The new quality productive forces approach will see a more concerted effort to transform scientific research into marketable products in line with the thrust towards high-quality development. Such new forces range from infotech, biotech, artificial intelligence (AI), quantum computing, new energy and new materials, to deep space, deep ocean and deep mind. The strategy will play an important role in foreign technology substitution on the back of hostile and punitive Western policies against China’s peaceful development, rapid industrial adoption and strategic defence empowerment.
More importantly, China has remained on target to meet its climate targets by 2060, and its green technologies could boast continental green policies and strategies in partner countries, including amongst African countries, to meet their climate targets.

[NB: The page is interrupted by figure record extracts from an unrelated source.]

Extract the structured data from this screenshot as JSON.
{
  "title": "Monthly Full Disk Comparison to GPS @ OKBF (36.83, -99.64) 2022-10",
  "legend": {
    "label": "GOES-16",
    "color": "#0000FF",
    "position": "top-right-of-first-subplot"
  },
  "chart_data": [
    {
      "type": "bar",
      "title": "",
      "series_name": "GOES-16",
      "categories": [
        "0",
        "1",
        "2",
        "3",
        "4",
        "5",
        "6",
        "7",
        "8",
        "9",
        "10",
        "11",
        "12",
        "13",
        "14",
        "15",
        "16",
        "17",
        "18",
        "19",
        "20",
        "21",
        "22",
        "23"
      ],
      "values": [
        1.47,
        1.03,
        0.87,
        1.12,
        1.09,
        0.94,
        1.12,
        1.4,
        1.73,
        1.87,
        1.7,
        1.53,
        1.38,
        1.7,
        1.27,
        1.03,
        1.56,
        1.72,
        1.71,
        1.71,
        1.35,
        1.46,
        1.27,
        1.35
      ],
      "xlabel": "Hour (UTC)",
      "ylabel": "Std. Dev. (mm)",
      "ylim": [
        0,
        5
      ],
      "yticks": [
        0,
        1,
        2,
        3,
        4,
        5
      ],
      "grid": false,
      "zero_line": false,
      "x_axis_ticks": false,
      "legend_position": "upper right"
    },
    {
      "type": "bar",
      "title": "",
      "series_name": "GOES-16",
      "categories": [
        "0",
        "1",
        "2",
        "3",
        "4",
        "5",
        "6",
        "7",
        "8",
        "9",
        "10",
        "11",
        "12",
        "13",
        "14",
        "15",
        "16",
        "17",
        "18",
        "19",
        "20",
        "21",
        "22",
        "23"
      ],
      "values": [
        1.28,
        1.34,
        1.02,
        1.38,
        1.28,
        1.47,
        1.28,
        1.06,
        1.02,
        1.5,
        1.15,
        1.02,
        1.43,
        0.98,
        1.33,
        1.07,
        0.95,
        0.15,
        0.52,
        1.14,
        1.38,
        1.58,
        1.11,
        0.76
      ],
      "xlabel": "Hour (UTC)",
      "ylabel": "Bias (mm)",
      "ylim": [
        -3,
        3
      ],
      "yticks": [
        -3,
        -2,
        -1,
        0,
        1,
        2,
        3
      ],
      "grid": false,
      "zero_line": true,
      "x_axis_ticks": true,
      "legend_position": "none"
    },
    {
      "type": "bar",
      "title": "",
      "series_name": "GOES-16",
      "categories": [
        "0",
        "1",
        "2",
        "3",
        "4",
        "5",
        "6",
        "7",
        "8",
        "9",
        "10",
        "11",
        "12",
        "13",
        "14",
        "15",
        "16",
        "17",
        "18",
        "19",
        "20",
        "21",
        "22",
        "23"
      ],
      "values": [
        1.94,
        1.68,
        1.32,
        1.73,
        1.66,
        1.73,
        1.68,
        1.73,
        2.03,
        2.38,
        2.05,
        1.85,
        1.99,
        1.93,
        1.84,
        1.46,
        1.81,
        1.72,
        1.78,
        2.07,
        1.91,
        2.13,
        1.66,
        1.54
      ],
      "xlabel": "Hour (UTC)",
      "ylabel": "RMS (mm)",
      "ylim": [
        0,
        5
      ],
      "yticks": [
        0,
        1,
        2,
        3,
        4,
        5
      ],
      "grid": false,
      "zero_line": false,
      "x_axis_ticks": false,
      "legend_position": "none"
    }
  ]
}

Beijing is further set to improve its fiscal, tax, financial, investment and pricing policies in support of green development.
China remains Africa’s largest development partner, extensively investing in bilateral and multilateral partnerships spanning sectors such as infrastructure, manufacturing, mining, agriculture, new technologies and people to diplomacy, while championing a more equitable and inclusively participatory global order.
Africa could work closely with China to become a player, and producer, of new technologies, not just a consumer. Contrary to suggestions by critics that Sino-Africa relations, and indeed investments, were likely to choke in the aftermath of the Covid-19 pandemic, China has maintained its bilateral and multilateral priorities with the continent. Accelerated reforms in Beijing will continue to expand relations, while consolidating the qualitative goals and outcomes of investments in partnerships with Africa; hence, a more innovative Africa could successfully leverage on the new opportunities to boost its post-pandemic economic prospects.
Gideon Chitanga, PhD, is a Post-Doctoral Researcher at the Centre for Africa-China Studies (CACS) at the University of Johannesburg.